Senior Director Tom Furmaniak said he learned a lot about business and life from Klauder.

“I have two particularly fond memories of Lou Klauder,” he said. “First, fresh out of Drexel, I worked at a drafting table just outside the open doorway to Lou’s office. Listening to his conversations was unavoidable, and doing so allowed me to observe his extreme professionalism in dealing with staff and clients in running the business. I’d like to think that this unintended exposure was a life lesson for my own career development.
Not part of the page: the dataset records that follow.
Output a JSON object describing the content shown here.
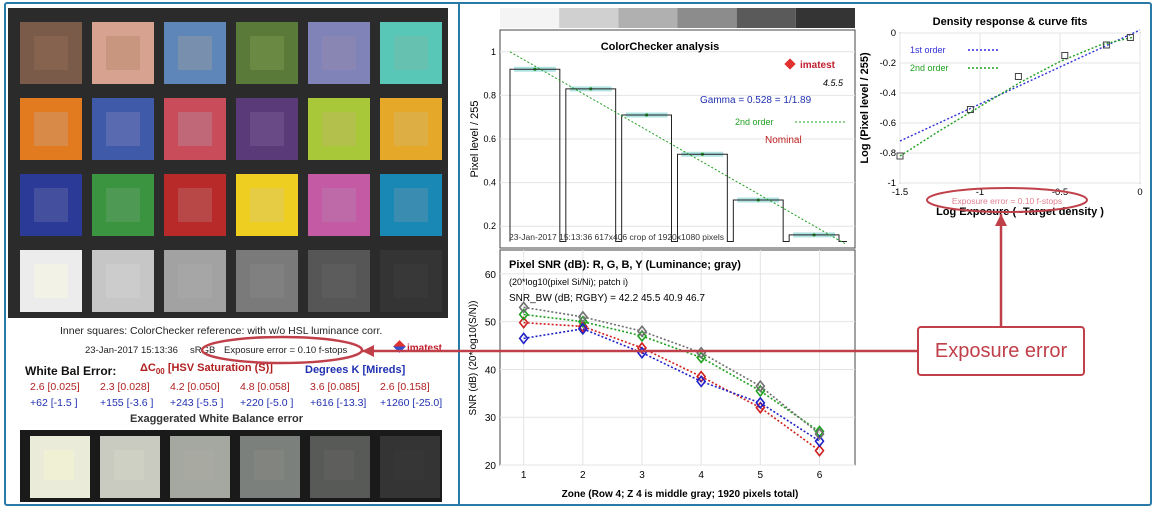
{
  "colors": {
    "accent": "#2a7aa8",
    "callout": "#c0404a",
    "wb_red": "#b02020",
    "wb_blue": "#2030b0"
  },
  "checker": {
    "rows": [
      [
        [
          "#7a5a48",
          "#86634e"
        ],
        [
          "#d7a390",
          "#c8957e"
        ],
        [
          "#5f86b8",
          "#7890ae"
        ],
        [
          "#5a7a3a",
          "#6a8a44"
        ],
        [
          "#7f83b8",
          "#8a86b4"
        ],
        [
          "#58c7b8",
          "#66c1b0"
        ]
      ],
      [
        [
          "#e27a20",
          "#d88a48"
        ],
        [
          "#3e5aa8",
          "#5a6ab0"
        ],
        [
          "#c84c5a",
          "#c06878"
        ],
        [
          "#5a3a78",
          "#6a4a86"
        ],
        [
          "#a8c83a",
          "#b4c04c"
        ],
        [
          "#e6a828",
          "#dcae44"
        ]
      ],
      [
        [
          "#2a3a96",
          "#44509e"
        ],
        [
          "#3a9440",
          "#4e9a54"
        ],
        [
          "#b82a2a",
          "#b84848"
        ],
        [
          "#eece20",
          "#e6cc44"
        ],
        [
          "#c45aa4",
          "#be6aa8"
        ],
        [
          "#1a88b4",
          "#3a8cb0"
        ]
      ],
      [
        [
          "#ececec",
          "#f2f2e6"
        ],
        [
          "#c6c6c6",
          "#cccccc"
        ],
        [
          "#a2a2a2",
          "#a6a6a6"
        ],
        [
          "#7a7a7a",
          "#808080"
        ],
        [
          "#565656",
          "#5c5c5c"
        ],
        [
          "#343434",
          "#383838"
        ]
      ]
    ]
  },
  "left_text": {
    "ref_line": "Inner squares: ColorChecker reference: with w/o HSL luminance corr.",
    "timestamp": "23-Jan-2017 15:13:36",
    "colorspace": "sRGB",
    "exposure_error": "Exposure error = 0.10 f-stops",
    "imatest_logo": "imatest",
    "wb_title": "White Bal Error:",
    "wb_delta": "ΔC",
    "wb_delta_sub": "00",
    "wb_delta_rest": " [HSV Saturation (S)]",
    "wb_degrees": "Degrees K [Mireds]",
    "wb_row1": [
      "2.6 [0.025]",
      "2.3 [0.028]",
      "4.2 [0.050]",
      "4.8 [0.058]",
      "3.6 [0.085]",
      "2.6 [0.158]"
    ],
    "wb_row2": [
      "+62 [-1.5 ]",
      "+155 [-3.6 ]",
      "+243 [-5.5 ]",
      "+220 [-5.0 ]",
      "+616 [-13.3]",
      "+1260 [-25.0]"
    ],
    "exag_title": "Exaggerated White Balance error",
    "exag_patches": [
      [
        "#eaebd8",
        "#f0f0d4"
      ],
      [
        "#c9cbc0",
        "#cfd0c4"
      ],
      [
        "#a4a8a0",
        "#a8aaa2"
      ],
      [
        "#7c807c",
        "#828480"
      ],
      [
        "#585a58",
        "#5e5e5c"
      ],
      [
        "#343434",
        "#363636"
      ]
    ]
  },
  "callout": {
    "label": "Exposure error"
  },
  "chart_data": [
    {
      "type": "line",
      "title": "ColorChecker analysis",
      "ylabel": "Pixel level / 255",
      "xlabel": "",
      "ylim": [
        0.1,
        1.1
      ],
      "yticks": [
        0.2,
        0.4,
        0.6,
        0.8,
        1
      ],
      "gray_steps": [
        0.92,
        0.83,
        0.71,
        0.53,
        0.32,
        0.16
      ],
      "strip_colors": [
        "#f4f4f4",
        "#d0d0d0",
        "#b0b0b0",
        "#8c8c8c",
        "#5a5a5a",
        "#343434"
      ],
      "gamma_label": "Gamma = 0.528 = 1/1.89",
      "order_label": "2nd order",
      "nominal_label": "Nominal",
      "version": "4.5.5",
      "logo": "imatest",
      "footer": "23-Jan-2017 15:13:36    617x406 crop of 1920x1080 pixels"
    },
    {
      "type": "line",
      "title": "Density response & curve fits",
      "xlabel": "Log Exposure ( -Target density )",
      "ylabel": "Log (Pixel level / 255)",
      "xlim": [
        -1.5,
        0
      ],
      "ylim": [
        -1,
        0
      ],
      "xticks": [
        -1.5,
        -1,
        -0.5,
        0
      ],
      "yticks": [
        -1,
        -0.8,
        -0.6,
        -0.4,
        -0.2,
        0
      ],
      "points_x": [
        -1.5,
        -1.06,
        -0.76,
        -0.47,
        -0.21,
        -0.06
      ],
      "points_y": [
        -0.82,
        -0.51,
        -0.29,
        -0.15,
        -0.08,
        -0.03
      ],
      "series": [
        {
          "name": "1st order",
          "color": "#3030d8",
          "x": [
            -1.5,
            0
          ],
          "y": [
            -0.72,
            0.02
          ]
        },
        {
          "name": "2nd order",
          "color": "#20a020",
          "x": [
            -1.5,
            -1.25,
            -1.0,
            -0.75,
            -0.5,
            -0.25,
            -0.05
          ],
          "y": [
            -0.82,
            -0.65,
            -0.49,
            -0.33,
            -0.19,
            -0.08,
            -0.03
          ]
        }
      ],
      "annotation": "Exposure error = 0.10 f-stops"
    },
    {
      "type": "line",
      "title": "Pixel SNR (dB): R, G, B, Y (Luminance; gray)",
      "subtitle": "(20*log10(pixel Si/Ni); patch i)",
      "snr_bw": "SNR_BW (dB; RGBY) = 42.2 45.5 40.9 46.7",
      "xlabel": "Zone (Row 4;  Z 4 is middle gray;  1920 pixels total)",
      "ylabel": "SNR (dB) (20*log10(S/N))",
      "xlim": [
        0.6,
        6.6
      ],
      "ylim": [
        20,
        65
      ],
      "xticks": [
        1,
        2,
        3,
        4,
        5,
        6
      ],
      "yticks": [
        20,
        30,
        40,
        50,
        60
      ],
      "x": [
        1,
        2,
        3,
        4,
        5,
        6
      ],
      "series": [
        {
          "color": "#d02020",
          "values": [
            49.8,
            49.0,
            44.5,
            38.5,
            32.0,
            23.0
          ]
        },
        {
          "color": "#20a020",
          "values": [
            51.5,
            50.0,
            47.0,
            42.5,
            35.5,
            27.0
          ]
        },
        {
          "color": "#2020c8",
          "values": [
            46.5,
            48.5,
            43.5,
            37.5,
            33.0,
            25.0
          ]
        },
        {
          "color": "#707070",
          "values": [
            53.0,
            51.0,
            48.0,
            43.5,
            36.5,
            26.5
          ]
        }
      ]
    }
  ]
}
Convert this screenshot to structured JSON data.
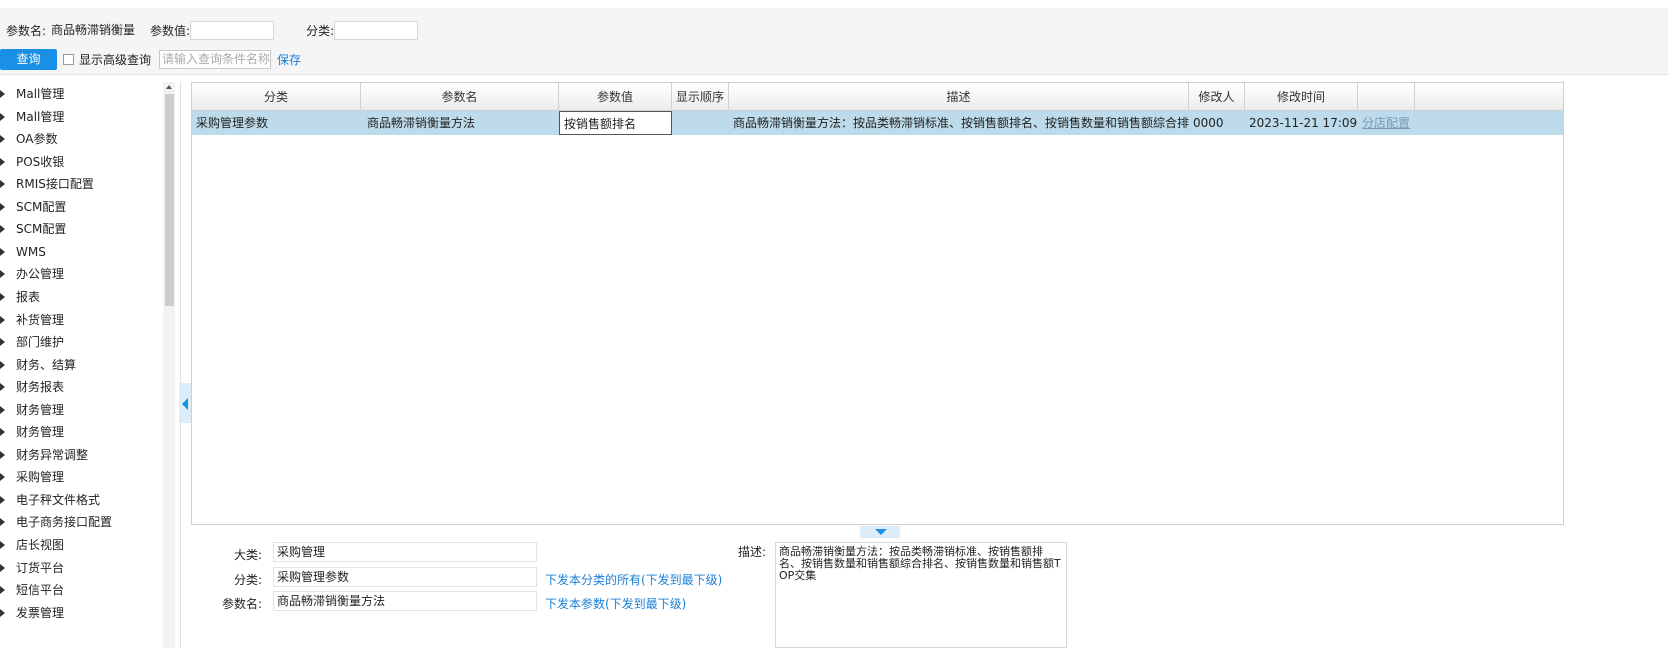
{
  "search": {
    "param_name_label": "参数名:",
    "param_name_value": "商品畅滞销衡量方",
    "param_value_label": "参数值:",
    "param_value_value": "",
    "category_label": "分类:",
    "category_value": "",
    "query_button": "查询",
    "advanced_label": "显示高级查询",
    "condition_placeholder": "请输入查询条件名称",
    "save_link": "保存"
  },
  "sidebar": {
    "items": [
      "Mall管理",
      "Mall管理",
      "OA参数",
      "POS收银",
      "RMIS接口配置",
      "SCM配置",
      "SCM配置",
      "WMS",
      "办公管理",
      "报表",
      "补货管理",
      "部门维护",
      "财务、结算",
      "财务报表",
      "财务管理",
      "财务管理",
      "财务异常调整",
      "采购管理",
      "电子秤文件格式",
      "电子商务接口配置",
      "店长视图",
      "订货平台",
      "短信平台",
      "发票管理"
    ]
  },
  "grid": {
    "headers": [
      "分类",
      "参数名",
      "参数值",
      "显示顺序",
      "描述",
      "修改人",
      "修改时间",
      ""
    ],
    "rows": [
      {
        "category": "采购管理参数",
        "name": "商品畅滞销衡量方法",
        "value": "按销售额排名",
        "order": "",
        "description": "商品畅滞销衡量方法：按品类畅滞销标准、按销售额排名、按销售数量和销售额综合排名、按销售数量和销售额TOP交集",
        "modifier": "0000",
        "modified_time": "2023-11-21 17:09:19",
        "action": "分店配置"
      }
    ]
  },
  "detail": {
    "major_label": "大类:",
    "major_value": "采购管理",
    "category_label": "分类:",
    "category_value": "采购管理参数",
    "name_label": "参数名:",
    "name_value": "商品畅滞销衡量方法",
    "distribute_category_link": "下发本分类的所有(下发到最下级)",
    "distribute_param_link": "下发本参数(下发到最下级)",
    "description_label": "描述:",
    "description_value": "商品畅滞销衡量方法：按品类畅滞销标准、按销售额排名、按销售数量和销售额综合排名、按销售数量和销售额TOP交集"
  }
}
“Second, about two years later, LTK was called on by the National Arbitration Panel to help them address a dispute between Amtrak and the Southern Pacific Railroad regarding betterments to the railroad needed to support the insertion of a roundtrip a day in the heart of SP’s freight operation between Dallas and Houston. Lou was the Project Manager. He brought in a former Chief Engineer of the Reading Railroad, former VP of Operations of the Penn Central, and former Senior VP of General Railway Signal to help examine the various operating and infrastructure aspects at issue. Another still-green engineer and I served this dream team. While we joked that we were there to ‘carry their bags,’ we learned so much about track, signals and how to dispatch a train order railroad from them and the senior SP railroaders we were exposed to. More importantly, we observed how magnificently Lou managed this assignment in a very contentious environment. Needless to say, I was walking on air knowing that Lou had the confidence in us young engineers to conduct the work that we did.”

Senior Vice President and Chief Administrative Officer Chris Lawlor said he met Klauder on the first day he arrived at LTK in May of 1986.

“Back then, we were at 15th and Chestnut Streets [in the Pennsylvania Building] and we were small enough that somebody would take you around to meet everybody,” said Lawlor. “When I met Lou, he said, ‘Welcome aboard, this is a great place to work and I really hope that you have a long career here like I did.’ ”

Lawlor broke out in a wistful smile at the thought, noting that he has indeed had a long career at LTK. As have Vutz, Dorshimer, and Furmaniak.

And, they each have Louis Thornton Klauder to thank.

His gutsy decision to follow in his father’s footsteps was indeed life-changing. Not only for him, but for the countless employees that have been fortunate to become members of the LTK family throughout the years.